Randy Weston, le griot du jazz

Enfin ! Randy Weston vient d’être reconnu pour ce qu’il est depuis des décennies : un monument. Les critiques de jazz répartis aux quatre coins de la planète et que le mensuel Down Beat invite annuellement à concocter un inventaire à la Prévert ont élu Weston au Hall of Fame. On le répète, mais autrement : il était temps.
Né le 6 avril 1926 sur les hauteurs de Brooklyn, le pianiste, compositeur, arrangeur et historien de l’Afrique est l’archéologue par excellence du jazz depuis le début des années 1950. De cette époque à aujourd’hui, il n’a jamais cessé de faire l’alchimie entre les tambours du Sénégal et du Cameroun, les cordes du Mali, les flûtes marocaines, les chanteurs du fleuve Congo, les traditions soufies, la science des Dogons et le jazz conçu par ses maîtres et amis qu’étaient Duke Ellington et Thelonious Monk.

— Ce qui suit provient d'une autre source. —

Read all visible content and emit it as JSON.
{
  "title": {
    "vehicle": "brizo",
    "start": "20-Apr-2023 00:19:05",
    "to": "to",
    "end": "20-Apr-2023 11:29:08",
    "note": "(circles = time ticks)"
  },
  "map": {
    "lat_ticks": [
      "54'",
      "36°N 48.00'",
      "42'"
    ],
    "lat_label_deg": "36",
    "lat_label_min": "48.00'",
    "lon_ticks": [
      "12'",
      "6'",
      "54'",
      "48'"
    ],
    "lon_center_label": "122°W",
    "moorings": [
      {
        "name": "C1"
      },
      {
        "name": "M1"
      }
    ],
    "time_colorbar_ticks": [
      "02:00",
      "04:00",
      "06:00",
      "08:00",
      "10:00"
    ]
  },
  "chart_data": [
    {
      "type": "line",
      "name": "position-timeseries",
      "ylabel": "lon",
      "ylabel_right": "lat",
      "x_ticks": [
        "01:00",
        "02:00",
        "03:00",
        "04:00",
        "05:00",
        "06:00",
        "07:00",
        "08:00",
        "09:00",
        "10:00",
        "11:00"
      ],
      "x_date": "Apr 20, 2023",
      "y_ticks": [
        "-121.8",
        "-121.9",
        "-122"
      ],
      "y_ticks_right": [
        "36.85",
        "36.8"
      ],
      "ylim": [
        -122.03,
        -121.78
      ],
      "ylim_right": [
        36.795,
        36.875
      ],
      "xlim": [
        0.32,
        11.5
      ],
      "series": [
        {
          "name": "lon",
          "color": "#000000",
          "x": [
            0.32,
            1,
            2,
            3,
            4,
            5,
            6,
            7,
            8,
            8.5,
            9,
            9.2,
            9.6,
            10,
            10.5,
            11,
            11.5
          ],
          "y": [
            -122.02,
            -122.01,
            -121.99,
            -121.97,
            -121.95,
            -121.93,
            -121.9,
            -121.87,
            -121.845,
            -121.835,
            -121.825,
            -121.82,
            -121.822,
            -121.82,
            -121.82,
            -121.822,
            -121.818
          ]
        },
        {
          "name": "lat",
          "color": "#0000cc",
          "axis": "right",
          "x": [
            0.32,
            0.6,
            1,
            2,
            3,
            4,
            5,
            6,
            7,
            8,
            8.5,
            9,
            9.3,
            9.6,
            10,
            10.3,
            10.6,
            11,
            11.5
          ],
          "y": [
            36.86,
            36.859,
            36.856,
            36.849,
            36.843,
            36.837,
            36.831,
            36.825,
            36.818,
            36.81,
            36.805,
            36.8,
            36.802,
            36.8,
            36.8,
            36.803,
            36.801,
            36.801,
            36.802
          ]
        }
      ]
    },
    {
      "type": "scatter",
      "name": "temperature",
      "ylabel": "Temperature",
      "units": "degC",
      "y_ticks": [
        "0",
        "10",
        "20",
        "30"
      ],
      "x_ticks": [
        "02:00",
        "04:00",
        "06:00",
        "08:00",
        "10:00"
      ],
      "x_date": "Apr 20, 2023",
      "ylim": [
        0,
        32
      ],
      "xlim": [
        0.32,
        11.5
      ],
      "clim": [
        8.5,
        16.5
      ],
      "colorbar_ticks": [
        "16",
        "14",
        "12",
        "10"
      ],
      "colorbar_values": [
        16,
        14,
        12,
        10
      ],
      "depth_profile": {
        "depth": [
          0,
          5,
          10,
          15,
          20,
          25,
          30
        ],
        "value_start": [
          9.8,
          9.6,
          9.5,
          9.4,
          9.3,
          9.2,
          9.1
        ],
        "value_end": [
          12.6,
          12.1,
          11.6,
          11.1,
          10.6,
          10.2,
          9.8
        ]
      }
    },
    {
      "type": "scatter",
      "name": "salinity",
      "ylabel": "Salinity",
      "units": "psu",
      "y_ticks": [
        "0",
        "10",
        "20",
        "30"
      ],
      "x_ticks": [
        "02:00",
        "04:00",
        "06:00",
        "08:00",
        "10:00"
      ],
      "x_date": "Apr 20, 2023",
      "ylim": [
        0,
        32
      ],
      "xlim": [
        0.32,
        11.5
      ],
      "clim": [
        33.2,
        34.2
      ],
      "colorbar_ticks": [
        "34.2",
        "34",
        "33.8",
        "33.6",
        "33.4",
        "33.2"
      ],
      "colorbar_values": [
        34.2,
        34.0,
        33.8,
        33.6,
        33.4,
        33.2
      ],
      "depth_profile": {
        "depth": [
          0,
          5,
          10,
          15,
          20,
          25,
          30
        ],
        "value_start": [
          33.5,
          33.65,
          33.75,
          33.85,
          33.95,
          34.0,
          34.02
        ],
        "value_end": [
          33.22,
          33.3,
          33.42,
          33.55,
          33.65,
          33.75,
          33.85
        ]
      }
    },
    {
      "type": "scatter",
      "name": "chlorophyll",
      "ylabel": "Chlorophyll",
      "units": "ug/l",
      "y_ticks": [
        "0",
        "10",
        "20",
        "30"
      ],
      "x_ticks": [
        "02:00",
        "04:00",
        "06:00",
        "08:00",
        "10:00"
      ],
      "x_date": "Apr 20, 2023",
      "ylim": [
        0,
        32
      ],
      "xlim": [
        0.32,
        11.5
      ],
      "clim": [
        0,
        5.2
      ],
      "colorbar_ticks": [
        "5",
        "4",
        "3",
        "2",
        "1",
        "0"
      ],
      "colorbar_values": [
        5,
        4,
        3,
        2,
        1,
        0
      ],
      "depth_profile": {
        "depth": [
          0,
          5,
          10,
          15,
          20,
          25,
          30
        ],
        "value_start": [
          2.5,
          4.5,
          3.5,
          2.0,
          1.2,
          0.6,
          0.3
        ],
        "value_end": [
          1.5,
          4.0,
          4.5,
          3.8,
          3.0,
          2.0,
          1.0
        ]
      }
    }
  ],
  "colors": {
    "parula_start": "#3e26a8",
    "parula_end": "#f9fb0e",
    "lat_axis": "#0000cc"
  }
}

Cela fait donc 60 ans que Weston, on le répète mais autrement, s’applique à nous rappeler que le jazz est la conséquence, parmi d’autres, d’une spoliation. En clair, qu’il est né en Afrique et non dans les fjords norvégiens, sur les rives du Pô ou à Munich. Cette insistance géographique et cette évidence culturelle sont à l’origine d’une des grandes oeuvres du jazz : The Spirits of Our Ancestors, publiée en 1992 par Antilles.
Pour dire les choses telles qu’elles sont, ce double album est un des dix plus grands enregistrements de l’histoire du jazz. Oui, oui, oui… The Spirits of Our Ancestors fait partie de la catégorie où sont rassemblés, entre autres, les Kind of Blue de Miles Davis, A Love Supreme de John Coltrane, Mingus Ah Um, Monk’s Dream et Urban Bushmen de The Art Ensemble of Chicago. Il est à la fois un aboutissement esthétique et une dissertation sur une longue réflexion.
Aboutissement ? Du milieu des années 1950 jusqu’à aujourd’hui, Weston a fait de longs séjours dans plusieurs pays africains afin d’étudier au plus près leurs us et coutumes musicaux. Cela souligné, on ne sera pas étonné d’apprendre que, pour faire cet album, Weston a fait appel à deux percussionnistes qui entourent le batteur Idris Muhammad. Ce souci pour la diversité des rythmes africains s’est accompagné d’une greffe instrumentale étonnante : il a demandé à Pharoah Sanders et Yassir Chadly de jouer du genbri, du karkaba et du gaita.
À ces messieurs se sont joints de gros canons du jazz : Idrees Sulieman à la trompette, Benny Powell au trombone, Talib Kibwe, Billy Harper, Pharoah Sanders et Dewey Redman aux saxophones, Alex Blake et Jamil Nasser aux contrebasses et… Dizzy Gillespie, le maître renard de la trompette. À lire les noms des artistes invités, on aura compris que Weston et Melba Liston, sa complice pour ce qui a trait à la composition et aux arrangements, ont choisi les africanistes du jazz.
Ce qui a été accompli à la faveur de cette production, Weston n’a pas cessé de l’explorer, de le détailler depuis lors. Sur ses albums Saga, Zep Tepi, The Storyteller, Khepera, Volcano Blues et The Roots of The Blues, Weston continue à nous régaler avec ses récoltes africaines. À cet égard, on doit préciser que sa relation à l’Afrique est loin d’être cantonnée à la stricte sphère musicale. Weston n’a jamais été dans l’exercice de style.
Au contraire, il a toujours eu une inclination marquée, profonde, pour l’Histoire avec un grand H du continent africain. Pour les philosophes, les écrivains, les scientifiques de cet espace où est né, dit-on, le premier homme. En un mot comme en mille, Randy Weston était et reste un homme de la Renaissance. Il était temps de le saluer.
La pianiste et chanteuse Norah Jones va publier un nouvel album enregistré avec Wayne Shorter, Lonnie Smith et Brian Blade pour le compte de l’étiquette Bue Note. Sortie prévue : le 7 octobre prochain. Elle reprend notamment Blowin’ the Blues Away d’Horace Silver et Fleurette africaine de Duke Ellington.
Les organisateurs de la 31e édition du Festi jazz international de Rimouski viennent d’annoncer le changement suivant : le trio du pianiste new-yorkais Kevin Hays va remplacer Neil Cowley, qui a été dans l’obligation d’annuler sa prestation prévue pour le 3 septembre.